Err...what's the Lounge Boss?? I must be missing something here....


----------



## jojo (Sep 20, 2007)

country boy said:


> Err...what's the Lounge Boss?? I must be missing something here....



http://www.expatforum.com/expats/expat-forum-lounge/
:faint:


Jo xxxx


----------



## Alcalaina (Aug 6, 2010)

mrypg9 said:


> Well, I've had a look. But frankly, you get a better class of poster and higher-quality debate on this forum.
> Alcaina.....I hope you read my reply to your post before the thread was closed?
> If not, I'll paste and pm it.


I did read it, thanks - don't have the energy to reply right now though. Too hot, my brain hurts ...

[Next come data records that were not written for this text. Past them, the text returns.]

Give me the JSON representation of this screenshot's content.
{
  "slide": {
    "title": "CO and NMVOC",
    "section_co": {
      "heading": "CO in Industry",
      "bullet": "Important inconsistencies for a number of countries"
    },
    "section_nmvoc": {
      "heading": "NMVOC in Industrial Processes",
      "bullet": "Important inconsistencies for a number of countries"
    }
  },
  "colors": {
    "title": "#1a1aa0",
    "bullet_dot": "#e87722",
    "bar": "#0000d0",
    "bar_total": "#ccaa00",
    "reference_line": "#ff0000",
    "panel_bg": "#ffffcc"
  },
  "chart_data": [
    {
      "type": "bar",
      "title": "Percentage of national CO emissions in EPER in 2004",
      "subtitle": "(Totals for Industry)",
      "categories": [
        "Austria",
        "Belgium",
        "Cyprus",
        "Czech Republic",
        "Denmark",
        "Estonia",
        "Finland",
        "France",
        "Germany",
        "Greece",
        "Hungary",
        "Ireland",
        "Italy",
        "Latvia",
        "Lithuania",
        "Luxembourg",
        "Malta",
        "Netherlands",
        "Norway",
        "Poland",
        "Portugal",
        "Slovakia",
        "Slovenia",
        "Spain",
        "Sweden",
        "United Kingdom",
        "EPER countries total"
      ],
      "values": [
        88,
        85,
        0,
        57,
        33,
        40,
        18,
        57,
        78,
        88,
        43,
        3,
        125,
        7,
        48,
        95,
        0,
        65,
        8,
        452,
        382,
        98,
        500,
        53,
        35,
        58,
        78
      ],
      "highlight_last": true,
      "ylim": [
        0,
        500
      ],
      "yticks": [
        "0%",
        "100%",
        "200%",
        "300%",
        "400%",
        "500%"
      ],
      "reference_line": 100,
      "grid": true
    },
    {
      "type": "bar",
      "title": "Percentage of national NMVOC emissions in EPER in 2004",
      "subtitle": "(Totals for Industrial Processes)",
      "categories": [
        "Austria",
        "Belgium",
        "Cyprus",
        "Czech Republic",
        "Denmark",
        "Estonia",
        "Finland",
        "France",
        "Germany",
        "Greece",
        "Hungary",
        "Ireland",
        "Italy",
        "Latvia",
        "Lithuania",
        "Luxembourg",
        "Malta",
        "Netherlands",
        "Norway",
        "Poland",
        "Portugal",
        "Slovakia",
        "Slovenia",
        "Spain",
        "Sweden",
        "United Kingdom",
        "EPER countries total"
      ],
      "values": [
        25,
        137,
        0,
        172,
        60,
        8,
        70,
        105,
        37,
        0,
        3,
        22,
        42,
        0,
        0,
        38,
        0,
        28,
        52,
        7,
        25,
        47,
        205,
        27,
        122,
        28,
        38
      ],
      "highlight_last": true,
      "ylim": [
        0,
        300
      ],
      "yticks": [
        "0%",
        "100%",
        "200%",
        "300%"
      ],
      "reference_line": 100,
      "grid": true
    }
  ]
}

I had a look in the lounge and it's a bit scary, not the sort of place a where girl could go and drink on her own. I dipped a tentative toe in the ground zero mosque debate but haven't been back to see whether I've been savaged by ******** and xenophobes yet.


----------



## jojo (Sep 20, 2007)

Alcalaina said:


> I did read it, thanks - don't have the energy to reply right now though. Too hot, my brain hurts ...
> 
> I had a look in the lounge and it's a bit scary, not the sort of place a where girl could go and drink on her own. I dipped a tentative toe in the ground zero mosque debate but haven't been back to see whether I've been savaged by ******** and xenophobes yet.


I answered you on there - I was quite "contraversial" for me too lol!!! I used to be scared of the lounge, but its a bit easier now I've gotta mods badge. Just dont worry, most of them are from Dubai and bored I think, but they're alright and once they get to know you its fine!!! Ine of our regulars "Dunmovin" runs the bar in there, he'll make sure you're alright lol!!!!!!!

Jo xxxx


----------



## Alcalaina (Aug 6, 2010)

jojo said:


> I answered you on there - I was quite "contraversial" for me too lol!!! I used to be scared of the lounge, but its a bit easier now I've gotta mods badge. Just dont worry, most of them are from Dubai and bored I think, but they're alright and once they get to know you its fine!!! Ine of our regulars "Dunmovin" runs the bar in there, he'll make sure you're alright lol!!!!!!!
> 
> Jo xxxx


I got a nice response from Gerrit, he's one of "ours".


----------



## mrypg9 (Apr 26, 2008)

Well, I'm sure there are some decent people in Dubai.....but I read a piece in The Independent about 'expat' life in Dubai that put me off - they were depicted as a bunch of boozy ignorant racist twerps.
My son and dil like Dubai - for the very reasons I know I wouldn't.
Honestly, I'd rather post here and argue with people I 'know' and feel comfortable with.
And some of the threads on that Lounge seem to have been posted by ten-year-olds.


----------



## mrypg9 (Apr 26, 2008)

Alcalaina said:


> I did read it, thanks - don't have the energy to reply right now though. Too hot, my brain hurts ...
> 
> I had a look in the lounge and it's a bit scary, not the sort of place a where girl could go and drink on her own. I dipped a tentative toe in the ground zero mosque debate but haven't been back to see whether I've been savaged by ******** and xenophobes yet.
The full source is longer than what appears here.